ESCALADAS PELA CIDADE

Após a volta pra cidade, tiramos dois dias de descanso total, só levantávamos pra fazer necessidades básicas. No terceiro dia já procuramos dar uma escaladinha na cidade, fomos ao setor da Burbuja, logo ali, do outro lado do rio. Escalamos umas três vias esportivas, sem nome nem grau, coisa que não existe catalogada por ali, e voltamos pro camping, pois tava ventando um pouco e fazia frio.

No dia seguinte fomos dar uma escaladinha no ginásio da cidade, mas descobrimos que estava fechado pra reforma, fomos então no locutório (onde usávamos wifi) e vimos que ia abrir uma janelinha nos próximos dias, mas ia ter precipitação na noite anterior, o que nos deixou um pouco desanimados, pois iríamos tentar uma via que seria mais dura, e escalar assim no molhado não nos animava muito. 
Resolvemos esperar a próxima janela, que já vinha aparecendo no fim da previsão e parecia bem boa!

O dia seguinte amanheceu lindo, e como resolvemos ficar pela cidade, fomos dar uma caminhadinha até o calamar, setor de esportivas que fica a 7km da cidade, andando pela estrada.
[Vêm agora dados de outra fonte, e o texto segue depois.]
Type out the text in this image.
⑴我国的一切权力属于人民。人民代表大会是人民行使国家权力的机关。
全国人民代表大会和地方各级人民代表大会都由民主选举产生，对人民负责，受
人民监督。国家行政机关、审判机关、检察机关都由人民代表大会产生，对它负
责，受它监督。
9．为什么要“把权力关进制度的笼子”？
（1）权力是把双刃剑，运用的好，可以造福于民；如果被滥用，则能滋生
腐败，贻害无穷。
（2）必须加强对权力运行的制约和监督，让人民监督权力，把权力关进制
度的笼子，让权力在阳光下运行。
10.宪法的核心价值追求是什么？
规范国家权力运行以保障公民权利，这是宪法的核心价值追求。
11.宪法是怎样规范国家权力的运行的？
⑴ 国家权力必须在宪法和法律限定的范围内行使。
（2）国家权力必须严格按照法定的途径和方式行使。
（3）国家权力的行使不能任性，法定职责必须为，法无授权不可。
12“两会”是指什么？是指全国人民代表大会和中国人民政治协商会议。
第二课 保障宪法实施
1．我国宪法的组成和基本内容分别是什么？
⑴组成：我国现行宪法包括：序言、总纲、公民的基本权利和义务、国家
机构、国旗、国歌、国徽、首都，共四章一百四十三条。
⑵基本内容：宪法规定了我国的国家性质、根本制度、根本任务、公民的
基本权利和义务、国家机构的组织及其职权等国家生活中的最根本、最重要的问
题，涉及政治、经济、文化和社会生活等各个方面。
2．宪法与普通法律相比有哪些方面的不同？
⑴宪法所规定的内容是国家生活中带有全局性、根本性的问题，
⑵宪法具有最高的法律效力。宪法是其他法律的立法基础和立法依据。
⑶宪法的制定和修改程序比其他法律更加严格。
Entramos em algumas vias de 6b até 7c, regletera, pinças, divertido, mas bem duro. O setor é ótimo para os dias mais ventosos, pois é protegido. Na volta conseguimos ainda uma carona!

Calamar

Mais um dia de tempo bom e fomos no "campo-escola" da cidade, onde escalamos uma sequencia de 9 vias esportivas fáceis bem rapidinho e fomos comer umas empanadas!!
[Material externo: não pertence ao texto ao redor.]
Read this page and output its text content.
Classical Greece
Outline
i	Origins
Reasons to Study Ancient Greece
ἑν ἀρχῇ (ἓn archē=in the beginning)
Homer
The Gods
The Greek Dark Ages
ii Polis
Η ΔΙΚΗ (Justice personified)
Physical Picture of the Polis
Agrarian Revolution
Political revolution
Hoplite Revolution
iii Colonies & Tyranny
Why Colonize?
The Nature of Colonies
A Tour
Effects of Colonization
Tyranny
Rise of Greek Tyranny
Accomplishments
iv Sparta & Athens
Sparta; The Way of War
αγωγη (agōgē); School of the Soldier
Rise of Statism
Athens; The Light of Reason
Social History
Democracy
Descansamos mais um dia, andando só de camiseta pela cidade, impressionante! Depois fomos aos preparativos pra próxima janela, registramo-nos no parque, meio burocrático, eles pedem um seguro de vida, coisa que não tínhamos, e no final das contas,m nos deram a liberação.

CAMINHADA PRO NIPONINO

Era dia 31 de janeiro e saímos de Chaltén rumo ao niponino novamente! Dessa vez subíamos leves, sem as cordas, as costuras e os equipos móveis, o Otto ainda deixou escondido lá em cima o saco de dormir e o isolante. Caminhamos por cerca de 6h até o niponino, pegando uma ventania bem forte no frecho final, com algumas rajadas que nos faziam ter que parar de caminhar e firmar os apoios no chão pra não sermos derrubados. Lá perto, descobrimos que por pouco nossos equipos não caíram na greta! Deixamos tudo escondido em sacos em baixo de umas pedrinhas, mas em cima do glaciar, ideia idiota, pois com os dias quentes o glaciar derreteu e já tinham uns buracos se abrindo no gelo perto dos equipos. Resgatamos tudo, e chegando no niponino tivemos uma surpresa, não havia ninguém lá, fato inédito nas nossas idas ao local. Achamos estranho, ficamos pensando que poderíamos ter sido enganados pela previsão, ou olhado errado...enfim, montamos a barraca no melhor lugar, fizemos a janta e fomos dormir, a escalada do dia seguinte estava de pé!

Niponino - Casa 2

ESCALADA DA VIA VOIE DES BÉNITIERS (6C A1 400m)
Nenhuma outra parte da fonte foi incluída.